Tolerance and Safety of 5 Models of Sedation During Endobronchial Ultrasound

2016 
Abstract Introduction Sedation during endobronchial ultrasound (EBUS) is essential due to the long duration of this procedure. We evaluated different models of sedation and their complications. Method A multicenter, prospective, observational study of 307 patients undergoing EBUS was conducted. Patients were sedated with: (a) midazolam bolus; (b) propofol infusion; (c) midazolam bolus and propofol infusion; (d) propofol infusion and remifentanil infusion, or (e) midazolam bolus and fentanyl bolus, and clinical variables were collected. Patients were asked to complete a satisfaction survey following the test. Results Patients per sedation model were: A 24, B 37, C 107, D 62 and E 77. Scores for perceived sensations of recall, pain, cough, dyspnea and prolonged examination (0.65±1.11, 0.3±0.73, 0.46±0.9, 0.29±0.73, and 0.59±0.96, respectively) were lower compared to fear and nervousness before the examination (1.26±1.37 and 1.5±1.41, respectively).
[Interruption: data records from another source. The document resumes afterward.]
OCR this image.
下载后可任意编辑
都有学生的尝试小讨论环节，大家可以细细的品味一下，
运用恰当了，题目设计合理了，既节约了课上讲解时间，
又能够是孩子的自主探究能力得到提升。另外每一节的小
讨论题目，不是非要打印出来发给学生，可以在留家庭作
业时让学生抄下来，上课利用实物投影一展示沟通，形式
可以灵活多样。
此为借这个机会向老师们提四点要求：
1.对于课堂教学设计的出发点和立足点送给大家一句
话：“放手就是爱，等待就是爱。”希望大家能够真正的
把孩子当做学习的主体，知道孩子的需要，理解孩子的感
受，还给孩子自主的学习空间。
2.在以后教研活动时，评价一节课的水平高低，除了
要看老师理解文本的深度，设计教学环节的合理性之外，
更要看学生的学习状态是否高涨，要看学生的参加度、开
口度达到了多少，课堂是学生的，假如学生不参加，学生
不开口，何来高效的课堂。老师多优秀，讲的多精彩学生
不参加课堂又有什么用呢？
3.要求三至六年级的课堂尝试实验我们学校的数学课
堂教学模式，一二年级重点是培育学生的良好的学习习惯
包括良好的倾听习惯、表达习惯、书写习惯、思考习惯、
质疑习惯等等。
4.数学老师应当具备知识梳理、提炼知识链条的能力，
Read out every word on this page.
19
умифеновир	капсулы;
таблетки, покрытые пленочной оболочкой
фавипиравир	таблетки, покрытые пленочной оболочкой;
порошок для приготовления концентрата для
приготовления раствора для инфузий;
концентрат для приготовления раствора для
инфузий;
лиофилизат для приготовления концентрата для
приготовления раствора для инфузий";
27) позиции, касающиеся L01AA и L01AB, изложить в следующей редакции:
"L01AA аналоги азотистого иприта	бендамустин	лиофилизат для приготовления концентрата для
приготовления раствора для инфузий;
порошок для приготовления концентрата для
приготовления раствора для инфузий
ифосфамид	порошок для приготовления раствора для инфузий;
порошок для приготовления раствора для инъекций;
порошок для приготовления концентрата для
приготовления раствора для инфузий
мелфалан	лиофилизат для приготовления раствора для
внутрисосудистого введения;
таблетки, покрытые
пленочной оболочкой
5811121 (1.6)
High levels of indifference to repeating the procedure (1.49±1.3) and a reported pleasant feeling during the test (1.23±1.17), with low levels of anxiety (0.49±0.85) and discomfort (0.62±1.1), show that different models of sedation were well tolerated. Almost half the patients (46.6%) did not report any “worst moment” during the procedure, and 89.6% were willing to undergo a repeat test. The E and C models presented fewest complications (12.9% and 31.7%, respectively), and all were resolved with simple therapeutic measures. Conclusions The models of sedation evaluated were well tolerated and most patients were willing to undergo repeat EBUS. Complications were few and easily resolved.